I think I could be more, but I feel sometimes I don't have to shout all the time. As a goalkeeper you can make your backline really nervous and I have a feeling that if I talk all the time, they just don't know what to do and which information is really important. To find the balance is always hard and I just say something if I see something or I think it's really important that someone knows this piece of information.


This past year you were selected in the PFA Women’s Team of the Year and named as the joint-WSL Player of the Year, as well as earning your first call-up for the German national team. That’s impressive enough, but you did it all in the space of a year after being diagnosed with thyroid cancer. It really is a remarkable comeback story...

I think for all the media it's a remarkable story, but it's just the way I have to work. If everyone would be in my position, they would do the same as me, because everyone wants to be healthy again. If someone loves football, like I do, that would be the normal story.


I know you're downplaying it, but it really inspired a lot of people...

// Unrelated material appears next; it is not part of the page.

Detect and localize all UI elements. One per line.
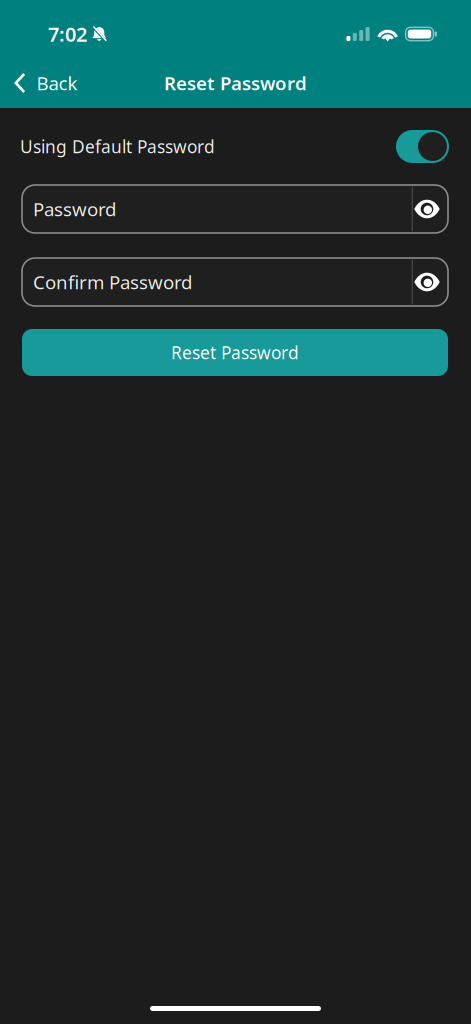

Don't get me wrong, it was not easy. Maybe to be a goalkeeper, to be crazy, that's a huge part as well. But I think it's not crazy, because it's just like everyone would do that. Normal people, they have the same problem and they would do it. They have, for example, kids and they have to be healthy for them. For me, it was for my family, for me and for my football.


And then all these huge achievements, all in the space of one year.

I just tried that it doesn't affect me, my health. I was working really hard for a long time now to be here, signing for a great club and maybe helping my country out. It's not just this one year – obviously everything happened in this one year – but it was a long journey and lots of hard work.